Each of the specially built wind turbines, painted in barbershop stripes of red and white, twists on the hill behind wind-farm manager Yoav Tsur's office like a pinwheel in a child's hand.
The breezy climate on the Golan Heights, where cool air from the Mediterranean clashes with hot gusts from the Syrian desert, creates ideal conditions for harnessing the breeze. With its blades generating 5,000 kilowatts an hour, the wind farm earns $1 million a year from Israel's state-run electric company.
Yet Mr. Tsur is willing to give up the business he founded here for peace with Syria. "Giving back the Golan is not the main thing. The main thing is making peace with Syria and Lebanon, with all of our [Arab] neighbors," he says. "If there was any possibility of making peace ... and staying here in the Golan Heights, I would love to stay. But everyone knows that won't happen."
For now, Tsur and those sharing his views are like Don Quixote, tilting at the windmills of majority opinion. The most audible voices among the 17,000 Israeli settlers who live on the Golan Heights, which Syria lost to Israel in the 1967 Middle East war, say that Prime Minister Ehud Barak's talk of making sacrifices for peace is pure folly.
But residents like Tsur, who has lived here for more than 20 years, are becoming increasingly vocal - and less of a minority. About half of Israelis, according to two recent polls, say they would be willing to approve a withdrawal from most of the Golan Heights in return for peace and security guarantees from Syria.
In the May elections, voters here favored Mr. Barak over Benjamin Netanyahu, the hard-line incumbent. Only 14 percent voted for the Third Way, the one political party dedicated to saying "No" to any compromise on the Golan Heights.
Yet Barak's Labor coalition needs people like Tsur, an active party member, to go on the record as saying they know peace with Syria is the right thing to do. That's because any peace deal will be put to a referendum before Israel goes ahead with any kind of withdrawal.
What promises to be a difficult public struggle for Israelis in the coming months has already begun to take its toll on communities in the Golan, where a sense of uncertainty about the future has neighbors refusing to talk to neighbors. Stalwarts accuse peaceniks of trying to sell out for financial compensation, while compromisers accuse die-hards of trying to scuttle a historic opportunity for Israel.
Shunning the high costs of Israel's cities, Tsur arrived here with his wife in their early 20s, a time when peace seemed unfathomable. One dog, two decades, and three children later, Tsur concedes the idea of moving is painful.
"I love the Golan no less than all these people who are going to fight for their homes," he says, glancing out at the 98-foot turbines dotting a landscape that looks like a cross between the rocky crags of "Wuthering Heights" and the desert mountains of "Lawrence of Arabia."
"These machines, I built them with my own hands. It's not just a job.
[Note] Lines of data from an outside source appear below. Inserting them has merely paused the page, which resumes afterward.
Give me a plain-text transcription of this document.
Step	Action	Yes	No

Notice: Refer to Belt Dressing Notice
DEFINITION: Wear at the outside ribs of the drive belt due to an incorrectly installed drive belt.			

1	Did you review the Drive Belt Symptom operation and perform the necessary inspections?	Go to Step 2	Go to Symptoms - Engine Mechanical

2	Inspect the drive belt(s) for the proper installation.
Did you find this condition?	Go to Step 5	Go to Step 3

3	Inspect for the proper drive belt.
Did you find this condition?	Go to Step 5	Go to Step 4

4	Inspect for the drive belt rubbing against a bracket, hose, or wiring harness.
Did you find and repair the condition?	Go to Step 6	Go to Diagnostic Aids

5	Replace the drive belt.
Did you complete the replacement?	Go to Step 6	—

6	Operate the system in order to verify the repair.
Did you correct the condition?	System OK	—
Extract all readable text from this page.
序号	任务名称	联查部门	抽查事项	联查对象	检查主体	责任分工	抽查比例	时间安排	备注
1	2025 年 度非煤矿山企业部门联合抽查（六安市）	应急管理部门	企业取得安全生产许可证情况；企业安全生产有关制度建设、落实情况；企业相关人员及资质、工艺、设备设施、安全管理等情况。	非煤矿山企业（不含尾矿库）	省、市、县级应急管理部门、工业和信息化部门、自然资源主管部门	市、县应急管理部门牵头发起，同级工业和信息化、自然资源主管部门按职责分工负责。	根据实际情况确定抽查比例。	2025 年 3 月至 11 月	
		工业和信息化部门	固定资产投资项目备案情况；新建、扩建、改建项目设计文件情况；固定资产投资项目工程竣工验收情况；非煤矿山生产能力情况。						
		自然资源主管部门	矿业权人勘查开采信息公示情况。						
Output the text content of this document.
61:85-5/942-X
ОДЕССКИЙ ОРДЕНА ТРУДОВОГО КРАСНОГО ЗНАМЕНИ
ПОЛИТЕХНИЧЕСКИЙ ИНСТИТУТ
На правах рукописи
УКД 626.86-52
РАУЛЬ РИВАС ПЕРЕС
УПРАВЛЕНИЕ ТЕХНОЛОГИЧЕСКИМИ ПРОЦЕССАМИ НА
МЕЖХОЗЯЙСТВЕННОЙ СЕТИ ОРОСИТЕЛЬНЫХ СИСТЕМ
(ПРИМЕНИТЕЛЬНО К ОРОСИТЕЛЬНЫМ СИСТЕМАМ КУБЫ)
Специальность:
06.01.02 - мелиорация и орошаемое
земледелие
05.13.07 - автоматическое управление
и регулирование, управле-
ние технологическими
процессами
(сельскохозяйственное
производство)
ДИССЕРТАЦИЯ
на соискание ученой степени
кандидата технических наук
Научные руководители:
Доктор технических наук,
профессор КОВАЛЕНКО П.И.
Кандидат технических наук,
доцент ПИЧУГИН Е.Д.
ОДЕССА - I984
I have everything to lose here," he says. "But who am I to hold 6.5 million people back from getting peace with our neighbors?"
For Tsur, the thorn in the Golan's otherwise idyllic side is Lebanon, where Syria maintains de facto control. He sees no other way to end Israel's occupation of a strip of south Lebanon, where it has been fighting a war of attrition against the Iranian-backed Hizbullah, as long as Syria gives the Islamic militia free rein to keep fighting. Israelis already have lost too many men on land that isn't theirs, he says. His 19-year-old son is one of the soldiers risking their lives in Lebanon.
"We're paying a very high price with our young soldiers getting killed, and my house isn't worth it," says Tsur. That, at least, is what he tells his younger children. Last week, all Golan schoolchildren were bused to Jerusalem for a massive protest against Barak's renewal of negotiations with Syria. Tsur and some other parents complained about the school system interfering in politics, and kept his kids home.
"I'm trying to tell them it's not going to be the end of the world. People move," he says. "When a family loses a son in war, it's much worse than leaving a home. We have to put this in proportion."
Mention Tsur at the nearby settlement of Maale Gamla, however, and community leader Omri Ataria shudders. "The very name makes my skin crawl."
Mr. Ataria also has been here since his 20s. At the time, he was active in the youth movement run by the Labor party, which sent his group of comrades to live in the Golan, telling them they were pioneers doing their national duty.
"Don't tell me my mission is finished," says Ataria. "We spent our lives building this and paying taxes, and now it's done? We should fight it."
Ataria points to the sun sparkling over the Sea of Galilee below horse stables at Maale Gamla. Under a peace deal, he says, the Syrians would be sitting up here looking down at a vulnerable Israel.
"This is the most important part of the country for water, for security, and for Zionism. If we give it up, I may as well go to Boston."